J’utilise des couleurs acryliques, une toile pour aquarelle, un aérographe et des pinceaux et il me faut généralement quelques mois pour terminer chacune de mes œuvres.

Je peins généralement en extérieur, non seulement parce que j’utilise un aérographe, mais aussi parce que la lumière du soleil et l’air frais m’aident à reproduire la nature réelle que je souhaite exprimer sur la toile. Il arrive parfois qu’il se mette soudainement à pleuvoir ou que mon chevalet s’envole. Ma peinture est donc influencée par la météo.
J’applique mes couleurs par plusieurs légers passages successifs à l’aérographe en regardant l’image dans son ensemble.
Une fois que j’ai terminé l’arrière-plan, je commence à peindre les animaux.
Pour dessiner la fourrure des animaux, j’utilise à la fois le pinceau et l’aérographe. Si je n’utilisais que l’aérographe, le dessin serait sans relief, c’est pourquoi j’utilise également le pinceau afin de l’enrichir.
Après avoir dessiné la fourrure au pinceau, j’utilise l’aérographe pour l’adoucir..
L’aérographe est un outil qui permet de pulvériser la peinture à l’air comprimé en utilisant son doigt pour contrôler la quantité d’air et de peinture. Lorsque l’on appuie sur la gâchette de l’aérographe, on contrôle la quantité d’air. Et lorsqu’on tire dessus, on contrôle la quantité de peinture. Il est très difficile d’ajuster la pression du doigt, mais une fois que l’on maîtrise la technique, on parvient à faire siennes des expressions qui dépassent l’imagination et c’est beaucoup de satisfaction.

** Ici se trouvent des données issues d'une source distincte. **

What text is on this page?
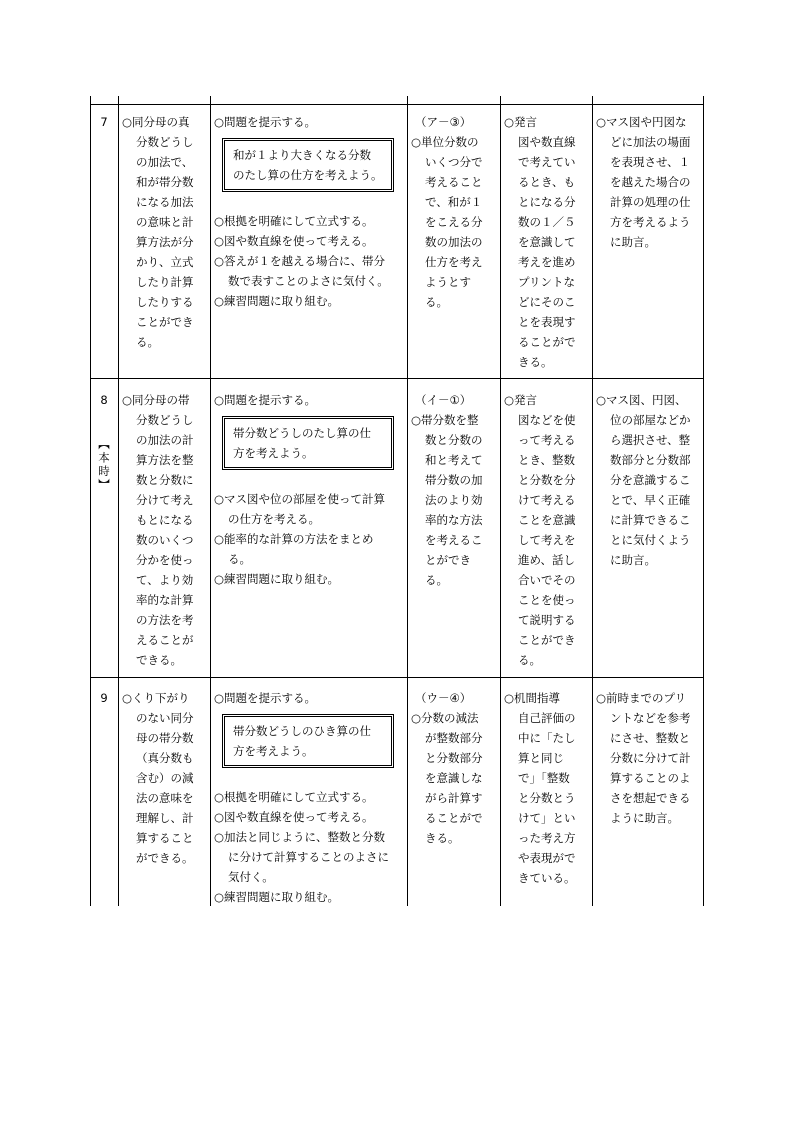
7	○同分母の真
分数どうし
の加法で、
和が帯分数
になる加法
の意味と計
算方法が分
かり、立式
したり計算
したりする
ことができ
る。
○問題を提示する。
和が１より大きくなる分数
のたし算の仕方を考えよう。
○根拠を明確にして立式する。
○図や数直線を使って考える。
○答えが１を越える場合に、帯分
数で表すことのよさに気付く。
○練習問題に取り組む。
（ア－③）
○単位分数の
いくつ分で
考えること
で、和が１
をこえる分
数の加法の
仕方を考え
ようとす
る。
○発言
図や数直線
で考えてい
るとき、も
とになる分
数の１／５
を意識して
考えを進め
プリントな
どにそのこ
とを表現す
ることがで
きる。
○マス図や円図な
どに加法の場面
を表現させ、１
を越えた場合の
計算の処理の仕
方を考えるよう
に助言。
8
【本時】
○同分母の帯
分数どうし
の加法の計
算方法を整
数と分数に
分けて考え
もとになる
数のいくつ
分かを使っ
て、より効
率的な計算
の方法を考
えることが
できる。
○問題を提示する。
帯分数どうしのたし算の仕
方を考えよう。
○マス図や位の部屋を使って計算
の仕方を考える。
○能率的な計算の方法をまとめ
る。
○練習問題に取り組む。
（イ－①）
○帯分数を整
数と分数の
和と考えて
帯分数の加
法のより効
率的な方法
を考えるこ
とができ
る。
○発言
図などを使
って考える
とき、整数
と分数を分
けて考える
ことを意識
して考えを
進め、話し
合いでその
ことを使っ
て説明する
ことができ
る。
○マス図、円図、
位の部屋などか
ら選択させ、整
数部分と分数部
分を意識するこ
とで、早く正確
に計算できるこ
とに気付くよう
に助言。
9	○くり下がり
のない同分
母の帯分数
（真分数も
含む）の減
法の意味を
理解し、計
算すること
ができる。
○問題を提示する。
帯分数どうしのひき算の仕
方を考えよう。
○根拠を明確にして立式する。
○図や数直線を使って考える。
○加法と同じように、整数と分数
に分けて計算することのよさに
気付く。
○練習問題に取り組む。
（ウ－④）
○分数の減法
が整数部分
と分数部分
を意識しな
がら計算す
ることがで
きる。
○机間指導
自己評価の
中に「たし
算と同じ
で」「整数
と分数とう
けて」とい
った考え方
や表現がで
きている。
○前時までのプリ
ントなどを参考
にさせ、整数と
分数に分けて計
算することのよ
さを想起できる
ように助言。
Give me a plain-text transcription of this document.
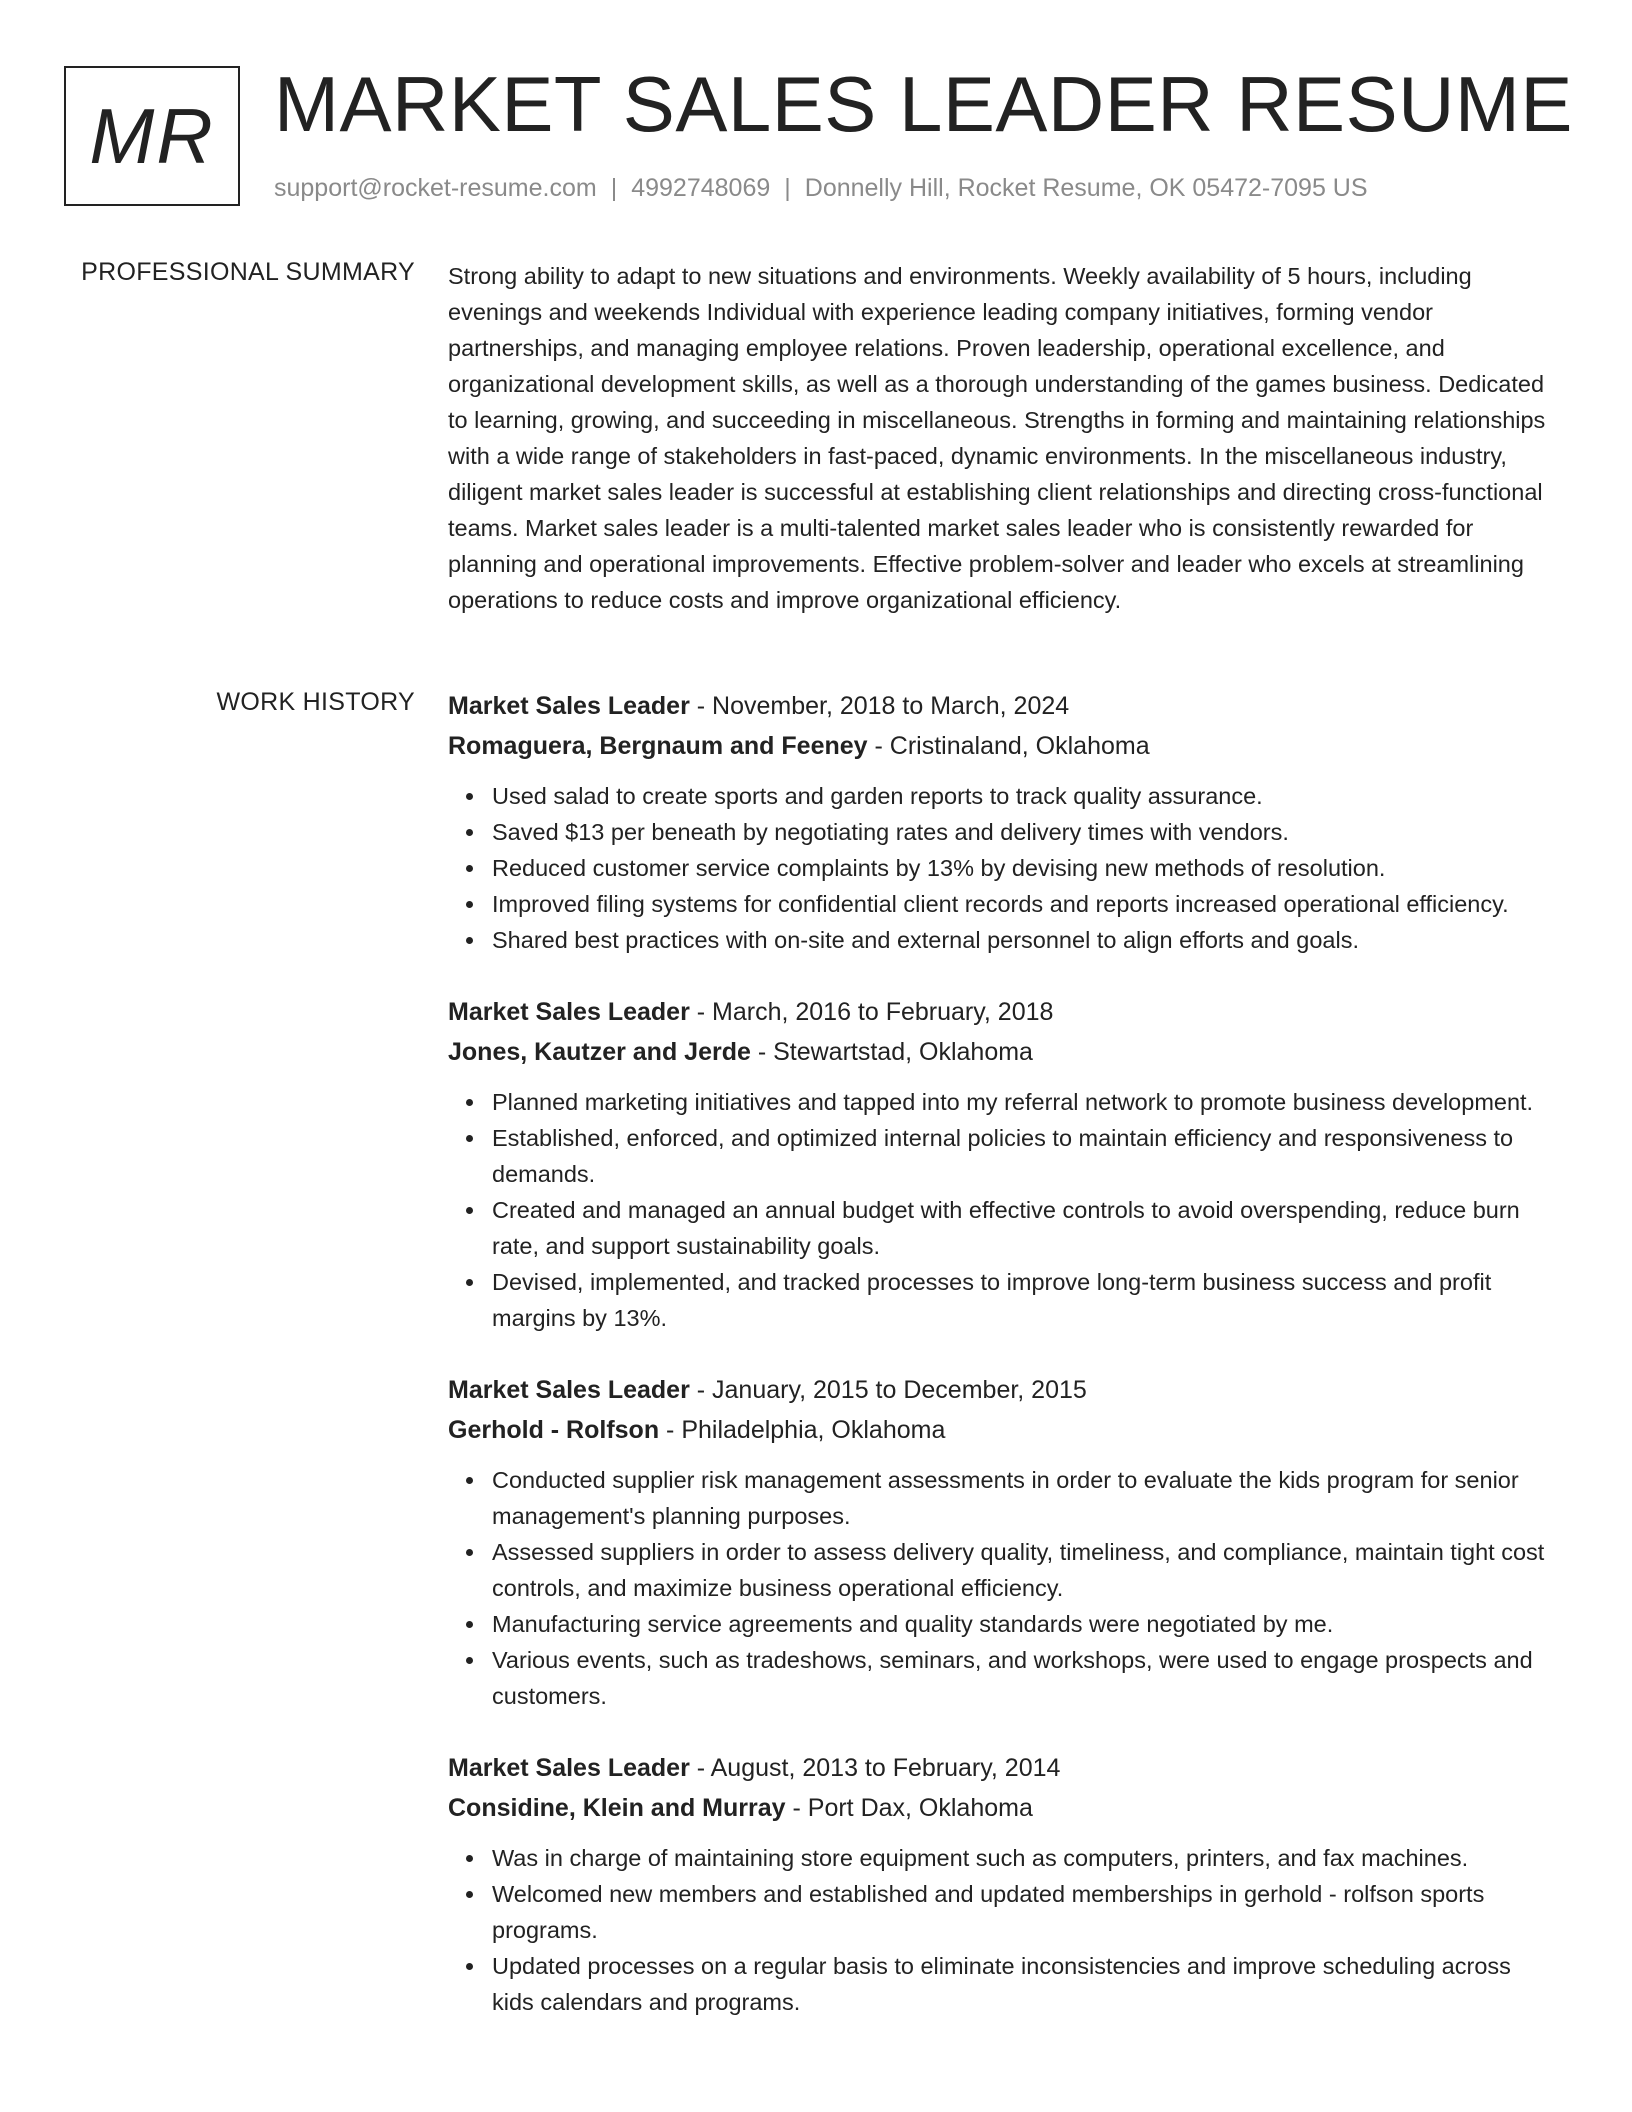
MR MARKET SALES LEADER RESUME
support@rocket-resume.com | 4992748069 | Donnelly Hill, Rocket Resume, OK 05472-7095 US
PROFESSIONAL SUMMARY Strong ability to adapt to new situations and environments. Weekly availability of 5 hours, including evenings and weekends Individual with experience leading company initiatives, forming vendor partnerships, and managing employee relations. Proven leadership, operational excellence, and organizational development skills, as well as a thorough understanding of the games business. Dedicated to learning, growing, and succeeding in miscellaneous. Strengths in forming and maintaining relationships with a wide range of stakeholders in fast-paced, dynamic environments. In the miscellaneous industry, diligent market sales leader is successful at establishing client relationships and directing cross-functional teams. Market sales leader is a multi-talented market sales leader who is consistently rewarded for planning and operational improvements. Effective problem-solver and leader who excels at streamlining operations to reduce costs and improve organizational efficiency.

WORK HISTORY Market Sales Leader - November, 2018 to March, 2024
Romaguera, Bergnaum and Feeney - Cristinaland, Oklahoma
Used salad to create sports and garden reports to track quality assurance.
Saved $13 per beneath by negotiating rates and delivery times with vendors.
Reduced customer service complaints by 13% by devising new methods of resolution.
Improved filing systems for confidential client records and reports increased operational efficiency.
Shared best practices with on-site and external personnel to align efforts and goals.
Market Sales Leader - March, 2016 to February, 2018
Jones, Kautzer and Jerde - Stewartstad, Oklahoma
Planned marketing initiatives and tapped into my referral network to promote business development.
Established, enforced, and optimized internal policies to maintain efficiency and responsiveness to demands.
Created and managed an annual budget with effective controls to avoid overspending, reduce burn rate, and support sustainability goals.
Devised, implemented, and tracked processes to improve long-term business success and profit margins by 13%.
Market Sales Leader - January, 2015 to December, 2015
Gerhold - Rolfson - Philadelphia, Oklahoma
Conducted supplier risk management assessments in order to evaluate the kids program for senior management's planning purposes.
Assessed suppliers in order to assess delivery quality, timeliness, and compliance, maintain tight cost controls, and maximize business operational efficiency.
Manufacturing service agreements and quality standards were negotiated by me.
Various events, such as tradeshows, seminars, and workshops, were used to engage prospects and customers.
Market Sales Leader - August, 2013 to February, 2014
Considine, Klein and Murray - Port Dax, Oklahoma
Was in charge of maintaining store equipment such as computers, printers, and fax machines.
Welcomed new members and established and updated memberships in gerhold - rolfson sports programs.
Updated processes on a regular basis to eliminate inconsistencies and improve scheduling across kids calendars and programs.
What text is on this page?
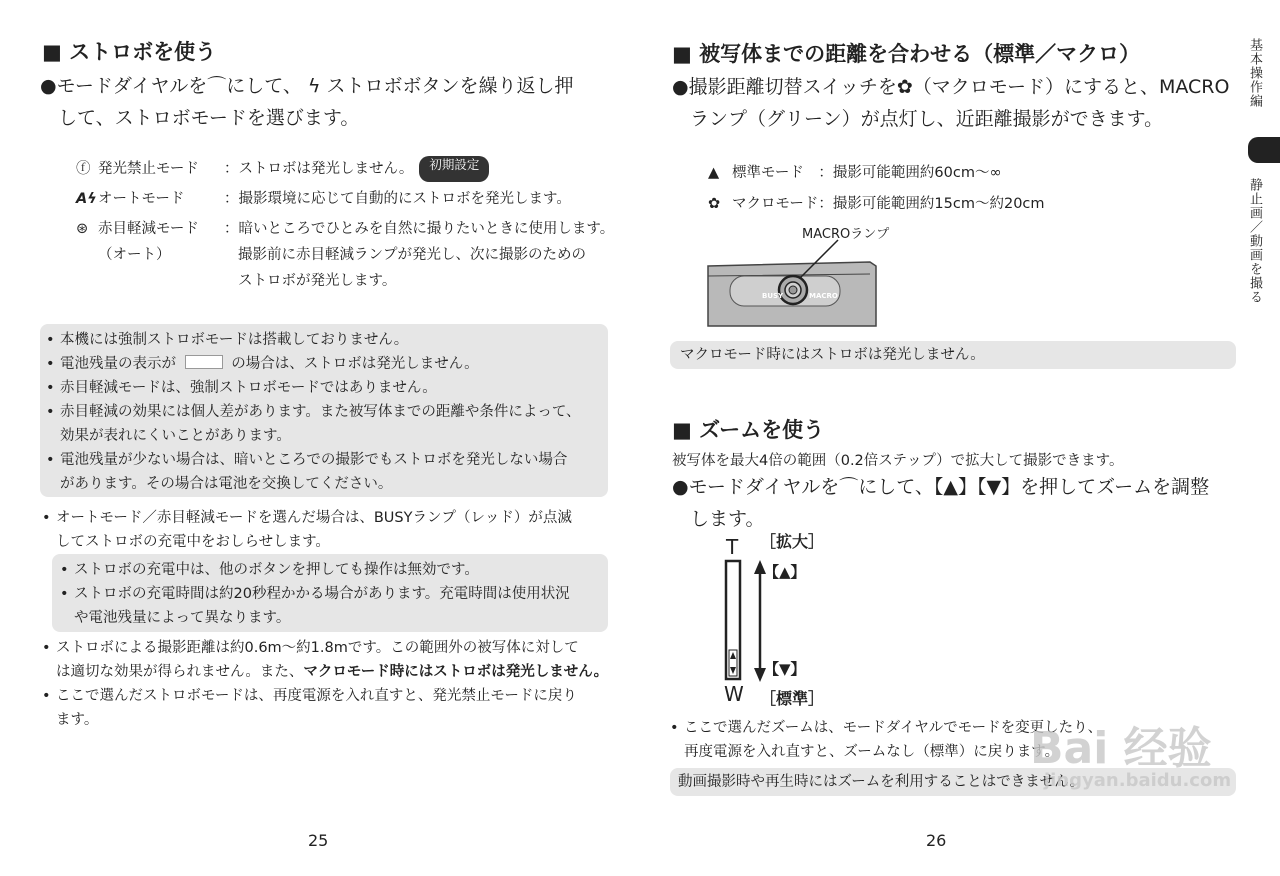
■ ストロボを使う
●モードダイヤルを⌒にして、 ϟ ストロボボタンを繰り返し押
して、ストロボモードを選びます。
ⓕ 発光禁止モード	：ストロボは発光しません。	初期設定
Aϟ オートモード	：撮影環境に応じて自動的にストロボを発光します。
⊛ 赤目軽減モード
（オート）
：暗いところでひとみを自然に撮りたいときに使用します。
撮影前に赤目軽減ランプが発光し、次に撮影のための
ストロボが発光します。
• 本機には強制ストロボモードは搭載しておりません。
• 電池残量の表示が	の場合は、ストロボは発光しません。
• 赤目軽減モードは、強制ストロボモードではありません。
• 赤目軽減の効果には個人差があります。また被写体までの距離や条件によって、
効果が表れにくいことがあります。
• 電池残量が少ない場合は、暗いところでの撮影でもストロボを発光しない場合
があります。その場合は電池を交換してください。
• オートモード／赤目軽減モードを選んだ場合は、BUSYランプ（レッド）が点滅
してストロボの充電中をおしらせします。
• ストロボの充電中は、他のボタンを押しても操作は無効です。
• ストロボの充電時間は約20秒程かかる場合があります。充電時間は使用状況
や電池残量によって異なります。
• ストロボによる撮影距離は約0.6m〜約1.8mです。この範囲外の被写体に対して
は適切な効果が得られません。また、マクロモード時にはストロボは発光しません。
• ここで選んだストロボモードは、再度電源を入れ直すと、発光禁止モードに戻り
ます。
25
■ 被写体までの距離を合わせる（標準／マクロ）
●撮影距離切替スイッチを✿（マクロモード）にすると、MACRO
ランプ（グリーン）が点灯し、近距離撮影ができます。
▲ 標準モード　：撮影可能範囲約60cm〜∞
✿ マクロモード：撮影可能範囲約15cm〜約20cm
MACROランプ
BUSY	MACRO
マクロモード時にはストロボは発光しません。
■ ズームを使う
被写体を最大4倍の範囲（0.2倍ステップ）で拡大して撮影できます。
●モードダイヤルを⌒にして、【▲】【▼】を押してズームを調整
します。
T
W
［拡大］
【▲】
【▼】
［標準］
• ここで選んだズームは、モードダイヤルでモードを変更したり、
再度電源を入れ直すと、ズームなし（標準）に戻ります。
動画撮影時や再生時にはズームを利用することはできません。
26
基本操作編
静止画／動画を撮る
Bai 经验
jingyan.baidu.com
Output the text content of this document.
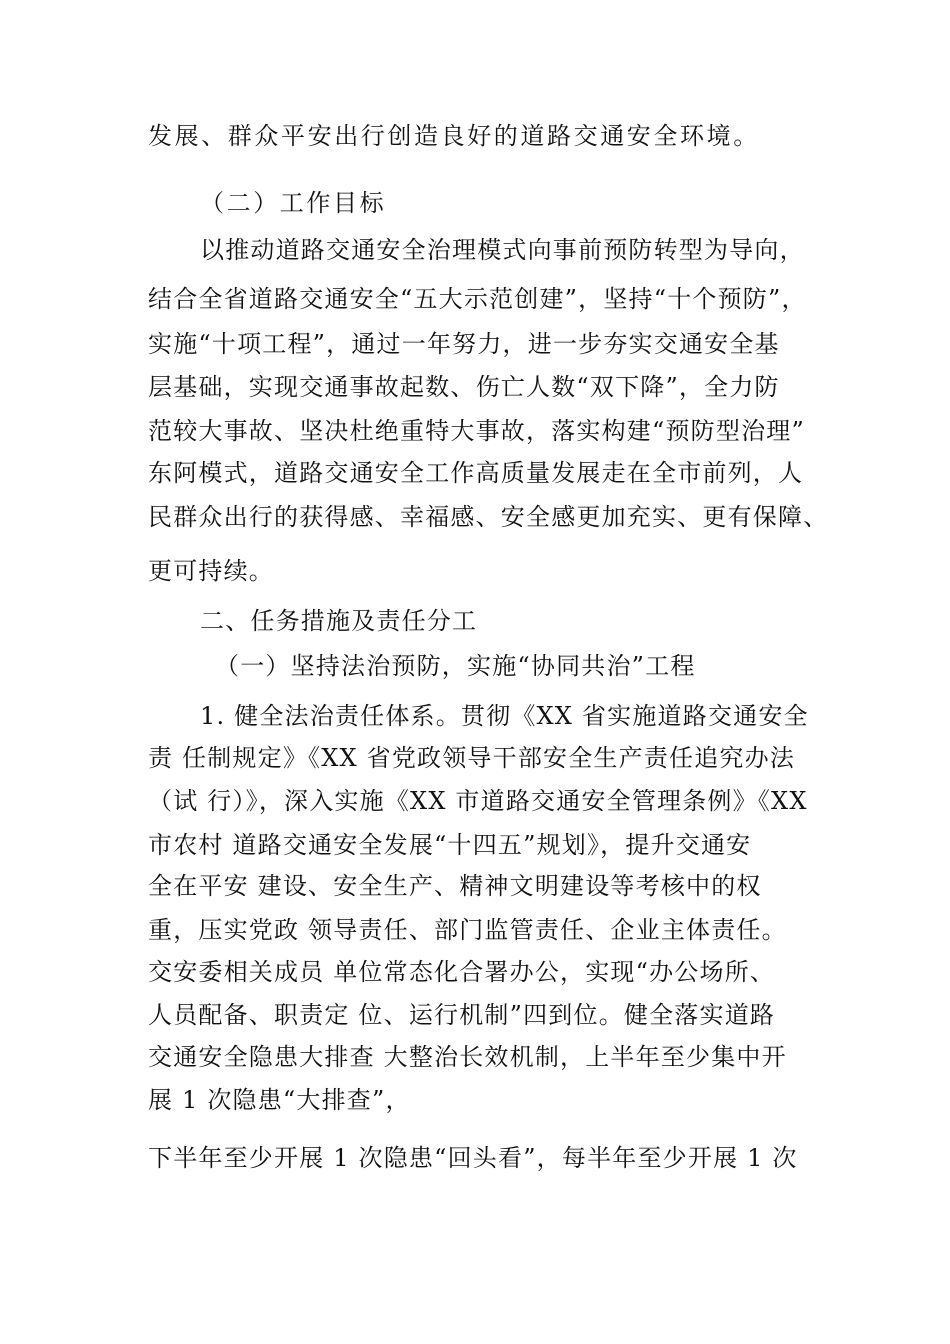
发展、群众平安出行创造良好的道路交通安全环境。
（二）工作目标
以推动道路交通安全治理模式向事前预防转型为导向，
结合全省道路交通安全“五大示范创建”，坚持“十个预防”，
实施“十项工程”，通过一年努力，进一步夯实交通安全基
层基础，实现交通事故起数、伤亡人数“双下降”，全力防
范较大事故、坚决杜绝重特大事故，落实构建“预防型治理”
东阿模式，道路交通安全工作高质量发展走在全市前列，人
民群众出行的获得感、幸福感、安全感更加充实、更有保障、
更可持续。
二、任务措施及责任分工
（一）坚持法治预防，实施“协同共治”工程
1. 健全法治责任体系。贯彻《XX 省实施道路交通安全
责 任制规定》《XX 省党政领导干部安全生产责任追究办法
（试 行）》，深入实施《XX 市道路交通安全管理条例》《XX
市农村 道路交通安全发展“十四五”规划》，提升交通安
全在平安 建设、安全生产、精神文明建设等考核中的权
重，压实党政 领导责任、部门监管责任、企业主体责任。
交安委相关成员 单位常态化合署办公，实现“办公场所、
人员配备、职责定 位、运行机制”四到位。健全落实道路
交通安全隐患大排查 大整治长效机制，上半年至少集中开
展 1 次隐患“大排查”，
下半年至少开展 1 次隐患“回头看”，每半年至少开展 1 次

Je réalise une ébauche basée sur une esquisse puis je la recopie sur du papier épais que je découpe pour créer un pochoir. Ensuite, je place le pochoir sur la toile et je pulvérise des couleurs dessus à l’aide de l’aérographe. De cette manière, les couleurs sont appliquées soigneusement sans éclaboussures. Je crée environ 100 pochoirs par pièce, cela me prend donc beaucoup de temps. Cette technique est similaire à celle de la sérigraphie, à la différence près que j’applique les couleurs les unes par dessus les autres à l’aérographe et non par impression.
Les yeux des animaux sont la partie la plus importante de mon travail. Dessiner l’éclat d’un œil est un moment de tension car c’est comme donner vie au dessin.